# What to expect post- Sallie



## NealXB2003 (Jun 8, 2020)

Got a trip planned next wk to go to Louisiana to fish the marsh (east side of MS river). Primarily targeting reds...... trout will be a bonus. With Sallie barrelling thru tomorrow, what should I expect? I assume a week is enough time for the water to clear.


----------



## anzuelo (Feb 28, 2017)

Pray that power is restored quickly so the beer can be kept cold.


----------



## EdK13 (Oct 3, 2013)

May get to catch a few Blue Catfish and Bass.


----------



## Surffshr (Dec 28, 2017)

It depends, but it could be on fire.


----------



## NealXB2003 (Jun 8, 2020)

EdK13 said:


> May get to catch a few Blue Catfish and Bass.


I can catch all of those I want at home. Id just as soon they leave me alone when I go to Louisiana


----------



## NealXB2003 (Jun 8, 2020)

anzuelo said:


> Pray that power is restored quickly so the beer can be kept cold.

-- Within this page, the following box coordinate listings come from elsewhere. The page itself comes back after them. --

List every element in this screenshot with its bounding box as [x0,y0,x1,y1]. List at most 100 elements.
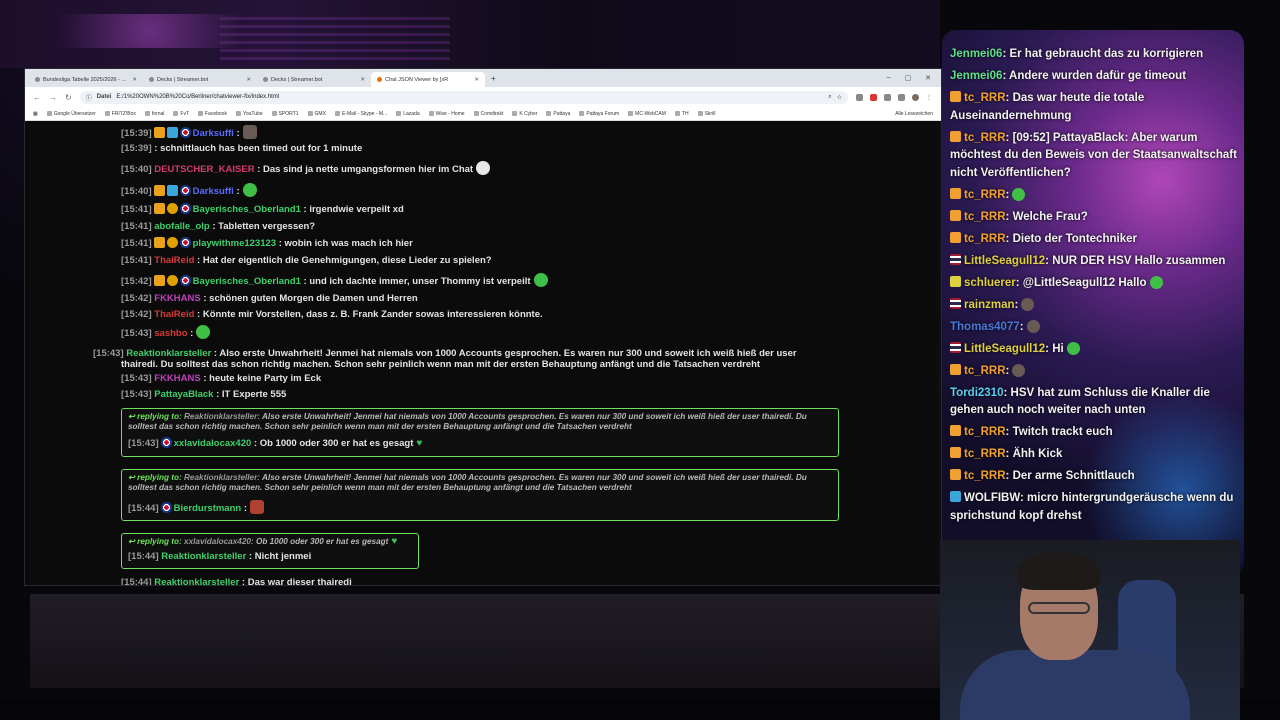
chat-message: [15:40] Darksuffi : [121,183,257,197]
game-badge-icon [166,185,178,196]
zoom-icon[interactable]: ⌕ [828,94,831,101]
info-icon[interactable]: ⓘ [86,93,92,102]
bookmark-item[interactable]: YouTube [235,111,263,117]
bookmark-item[interactable]: Google Übersetzer [46,111,96,117]
tab-decks-2[interactable]: Decks | Streamer.bot ✕ [257,72,371,87]
forward-icon[interactable]: → [49,93,57,102]
flag-badge-icon [179,203,191,214]
username: tc_RRR [964,131,1006,144]
flag-badge-icon [179,185,191,196]
tab-bundesliga[interactable]: Bundesliga Tabelle 2025/2026 - ... ✕ [29,72,143,87]
user-badge-icon [950,297,961,309]
bookmarks-bar: ▦ Google Übersetzer FRITZ!Box fornal FvT… [25,107,941,121]
close-tab-icon[interactable]: ✕ [474,77,479,83]
message-text: Pattaya Forum [586,110,620,117]
username: DEUTSCHER_KAISER [154,164,255,175]
bookmark-item[interactable]: E-Mail - Skype - M... [334,111,387,117]
close-tab-icon[interactable]: ✕ [246,77,251,83]
tab-decks-1[interactable]: Decks | Streamer.bot ✕ [143,72,257,87]
overlay-message: Thomas4077: [950,319,1240,337]
message-text: Ob 1000 oder 300 er hat es gesagt [255,537,389,546]
bookmark-item[interactable]: MC-WebCAM [628,111,666,117]
address-bar-row: ← → ↻ ⓘ Datei E:/1%20OWN%20B%20Co/Berlin… [25,87,941,107]
reload-icon[interactable]: ↻ [65,93,72,102]
close-tab-icon[interactable]: ✕ [360,77,365,83]
background-stripes [220,14,450,60]
url-field[interactable]: ⓘ Datei E:/1%20OWN%20B%20Co/Berliner/cha… [79,90,848,104]
user-badge-icon [950,447,961,458]
chat-message: [15:41] ThaiReid : Hat der eigentlich di… [121,255,492,266]
bookmark-item[interactable]: Pattaya Forum [579,111,619,117]
bookmark-star-icon[interactable]: ☆ [837,94,842,101]
crown-badge-icon [153,127,165,138]
username: tc_RRR [964,210,1006,223]
timestamp: [15:43] [128,438,159,449]
chat-message: [15:40] DEUTSCHER_KAISER : Das sind ja n… [121,161,491,175]
overlay-message: tc_RRR: Ähh Kick [950,446,1240,464]
chat-message: [15:42] Bayerisches_Oberland1 : und ich d… [121,273,548,287]
bookmark-item[interactable]: GMX [307,111,326,117]
username: Jenmei06 [950,48,1003,60]
message-text: fornal [151,110,165,117]
minimize-icon[interactable]: – [887,74,891,82]
extension-icon[interactable] [884,93,891,101]
bookmark-item[interactable]: Lazada [396,111,420,117]
bookmark-item[interactable]: FvT [173,111,189,117]
message-text: FvT [180,110,189,117]
timestamp: [15:42] [121,309,152,320]
bookmark-item[interactable]: K Cyber [512,111,537,117]
message-text: : Dieto der Tontechniker [1005,232,1137,245]
user-badge-icon [950,275,961,287]
reply-arrow-icon: ↩ [128,412,135,421]
bookmark-item[interactable]: FRITZ!Box [104,111,136,117]
username: FKKHANS [154,293,201,304]
bookmark-item[interactable]: Facebook [198,111,227,117]
bookmark-item[interactable]: TH [674,111,689,117]
bookmark-item[interactable]: fornal [144,110,165,117]
tier-badge-icon [166,203,178,214]
maximize-icon[interactable]: ▢ [905,74,912,82]
bookmark-favicon-icon [46,111,52,116]
close-tab-icon[interactable]: ✕ [132,77,137,83]
tab-favicon-icon [35,77,40,82]
new-tab-button[interactable]: + [491,74,496,83]
chat-message: [15:39] : schnittlauch has been timed ou… [121,143,362,154]
overlay-message: tc_RRR: Das war heute die totale Auseina… [950,90,1240,125]
flag-badge-icon [179,237,191,248]
bookmark-item[interactable]: Comdirekt [473,111,503,117]
extension-icon[interactable] [870,93,877,101]
username: Tordi2310 [950,386,1004,399]
username: playwithme123123 [192,238,277,249]
overlay-message: rainzman: [950,297,1240,315]
apps-icon[interactable]: ▦ [33,111,38,117]
message-text: : @LittleSeagull12 Hallo [1015,276,1147,289]
username: schluerer [964,276,1016,289]
bookmark-item[interactable]: Pattaya [546,111,570,117]
flag-badge-icon [160,502,172,513]
message-text: : irgendwie verpeilt xd [303,204,404,215]
username: Bayerisches_Oberland1 [192,276,301,287]
close-window-icon[interactable]: ✕ [925,74,931,82]
bookmark-item[interactable]: Wise - Home [428,111,465,117]
message-text: replying to: [137,412,182,421]
username: tc_RRR [964,470,1006,482]
browser-window: Bundesliga Tabelle 2025/2026 - ... ✕ Deck… [24,68,942,586]
back-icon[interactable]: ← [33,93,41,102]
profile-avatar[interactable] [912,93,919,101]
all-bookmarks-link[interactable]: Alle Lesezeichen [895,111,933,117]
message-text: : [1005,364,1010,377]
username: LittleSeagull12 [964,342,1046,355]
tab-chat-viewer[interactable]: Chat JSON Viewer by [xR ✕ [371,72,485,87]
extension-icon[interactable] [898,93,905,101]
message-text: : [236,128,240,139]
message-text: : Twitch trackt euch [1005,426,1113,438]
bookmark-item[interactable]: SPORT1 [271,111,299,117]
username: Reaktionklarsteller [154,577,240,586]
message-text: replying to: [137,473,182,482]
extension-icon[interactable] [856,93,863,101]
bookmark-item[interactable]: Skrill [697,111,715,117]
menu-icon[interactable]: ⋮ [926,94,933,101]
timestamp: [15:39] [121,143,152,154]
username: xxlavidalocax420 [173,438,252,449]
message-text: : [243,503,248,514]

I'll be sure and pack the cooler with enough to share


----------



## jay.bush1434 (Dec 27, 2014)

I'd expect to cancel your trip or lower your catch expectations. I'd say two weeks before fishing returns to normal depending on where you are going. Don't forget a few weeks ago there was a cat 4 storm that beat up Western Louisiana so both sides of the state are getting hammered this summer.


----------



## DBStoots (Jul 9, 2011)

Jay, is that because the water levels will be so high and perhaps the water really dirty? Any other reasons?


----------



## sjrobin (Jul 13, 2015)

Two weeks from now may not be enough time for water conditions to improve for sight cast fly fishing. May be 100 year flood runoff for the next week or so. One thing for certain, some of the Biloxi marsh clay islands will vanish, never to return. Chandeleur sand bars will also be diminished. So overall loss of marsh just accelerated twenty years.


----------



## NealXB2003 (Jun 8, 2020)

I know im in the minority here, but I don't fly fish and I don't care if I catch em where they are shallow enough to see them or not. I'll throw artificials in deeper water and still have a ball, but I don't want to waste my time either.


----------



## Goatlips (Jan 9, 2013)




----------



## Goatlips (Jan 9, 2013)

Sea


Goatlips said:


> View attachment 155818
> View attachment 155818


----------



## Goatlips (Jan 9, 2013)

Search Fred Everhardt jr on FB for more pics.


----------



## NealXB2003 (Jun 8, 2020)

I guess at this point, it's post-Beta.....


----------



## ifsteve (Jul 1, 2010)

Neal see my response to our Reggio post.


----------



## KimmerIII (Feb 9, 2017)

Honestly I would wait. Who knows what passable waterways are now closed, what new bars are where, and what trash is in the water. I’ve put a metal pole thru the bottom of a flats skiff after a storm and my dad has run up on a mud flat that didn’t exist before the storm and was helicoptered out. Until some local folks start going, I would not waste my time but that’s just me. Unless you know this place like the back of your hand and know others who do so you can find out where they have been, you probably don’t want to be the Guinea Pig out there.


----------